Farming is one of the ancient works human beings have undertaken and continue till date. However, with time, some processes followed have become dated and a need to replace them with better and innovative ideas arises. Much of it took place to increase production so that the demand can be fulfilled. However, even in 21st century, when phones are said to be smarter than humans, farmers are dependent on a seasonal phenomenon called monsoon that decides whether they can afford to sow their crop or not. There is an urgent need to up the game in Indian agriculture which can both feed its own people and export to other countries.
Smart farming technologies
Estimates show that about 80 percent farmers in the United States use one or more smart farming technologies while in Europe this share is 24 percent. Smart farming technologies refer to a suite of modern Information and Communication Technologies (ICT) such as precision equipment, sensors and actuators, Internet of Things (IoT), Big Data, geo-positioning systems, Unmanned Aerial Vehicles (UAVs, drones), robotics, among other technologies that understand the need of farmers and enable them adopt suitable measures. Artificial intelligence (AI) offers freedom from speculating rain and sunshine by predicting right conditions with precision. It comprises one of the basic aspects of precision agriculture (PA) to boost productivity and in turn, farmers’ income. Together, these technologies promote precision decision-making and increase productivity of the crops. Several multilateral organisations that have studied other developing nations of the world have suggested smart farming technologies as one of the measures to improve agricultural output in India as well.
Smart farming technologies refer to a suite of modern ICTs such as precision equipment, sensors, Internet of Things, Big Data, geo-positioning systems, UAVs, drones, robotics among other technologies that understand the need of farmers and enable them adopt suitable measures.
Smart farming technologies can measure the impedance rate of the soil, its moisture, water retention, Nitrogen, Phosphorus, Potassium (NPK) values and nutrient migration. At the crop level, these technologies help to assess chlorophyll, susceptibility, plant level temperature and humidity. Armed with such information, farmers can identify the need and use the correct kind and amount of crop augmenting measure. Smart technologies are important to measure everything above the soil as well, such as weather conditions including ambient temperature, humidity, dew point rainfall, etc.
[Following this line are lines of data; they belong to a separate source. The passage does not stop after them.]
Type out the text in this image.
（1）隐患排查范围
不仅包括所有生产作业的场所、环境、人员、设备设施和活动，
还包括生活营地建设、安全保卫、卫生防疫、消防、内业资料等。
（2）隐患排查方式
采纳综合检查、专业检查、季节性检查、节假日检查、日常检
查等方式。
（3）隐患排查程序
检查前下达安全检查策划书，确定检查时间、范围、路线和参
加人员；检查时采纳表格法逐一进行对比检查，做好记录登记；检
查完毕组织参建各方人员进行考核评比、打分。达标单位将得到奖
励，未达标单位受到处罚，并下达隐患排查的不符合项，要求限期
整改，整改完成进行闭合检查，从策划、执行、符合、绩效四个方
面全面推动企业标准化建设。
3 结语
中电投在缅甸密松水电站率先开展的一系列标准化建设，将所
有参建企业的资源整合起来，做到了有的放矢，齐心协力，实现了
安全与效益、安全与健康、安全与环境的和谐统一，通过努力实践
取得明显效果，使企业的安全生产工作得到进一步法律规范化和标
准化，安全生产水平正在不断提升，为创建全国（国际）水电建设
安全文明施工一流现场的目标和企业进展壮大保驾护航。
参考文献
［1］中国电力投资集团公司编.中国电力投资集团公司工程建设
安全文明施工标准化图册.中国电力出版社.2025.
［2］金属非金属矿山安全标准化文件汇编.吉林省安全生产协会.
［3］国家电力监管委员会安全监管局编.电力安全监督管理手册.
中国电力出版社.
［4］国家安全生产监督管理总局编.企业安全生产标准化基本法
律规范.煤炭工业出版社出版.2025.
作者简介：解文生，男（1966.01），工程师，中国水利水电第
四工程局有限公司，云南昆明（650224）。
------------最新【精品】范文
In a data-deficient country like India, smart farming technologies can help generate it and store for historical purposes. The records are stored today, based on which the farmer acts, and these will be available at a later date too. Gathering precise data along with the nature of concern for a specific region can be done more quickly than before.
Predicting pest attack
The recent locust attack and prediction of such attacks in near future has made creating a pest attack prediction model leveraging AI and machine learning a necessity. Common pest attacks, such as those by Jassids, Thrips, Whitefly, and Aphids can pose serious damage to crops and impact crop yield. To be able to indicate the risk of pest attack in advance can help in implementing protective measures. To enable farmers take preventive action and guidance on the probability of attacks will save losses. Predictive insights on the possibility of pest infestation will help farmers to plan, adopt pre-emptive measures and reduce crop loss due to pest attacks.
Using smart technologies, ICRISAT has initiated sowing advisories and disseminate them among farmers until the harvesting is complete. These advisories contain essential information including the optimal sowing date, farmyard manure application, seed treatment, soil test-based fertiliser application, optimum sowing depth, etc.
Using smart technologies, the International Crop Research Institute for the Semi-Arid Tropics (ICRISAT), a non-profit organisation, has initiated sowing advisories and disseminate them among farmers until the harvesting is complete. These advisories contain essential information including the optimal sowing date, farmyard manure application, seed treatment, soil test-based fertiliser application, optimum sowing depth, etc. Shifting weather patterns such as increasing temperature, changes in rain patterns and measurement, as well as ground water density can affect farmers, especially those who cultivate unirrigated lands and depend on rains for their crops. Leveraging the cloud technology and AI to issue advisories for sowing as well as predict pest control and commodity pricing is a major move that can increase income of farmers. To indicate the risk of pest attacks based on weather conditions and crop stage, in addition to the sowing advisories, is an assistance long overdue for the farmers.
(Views expressed in the article are author’s own.)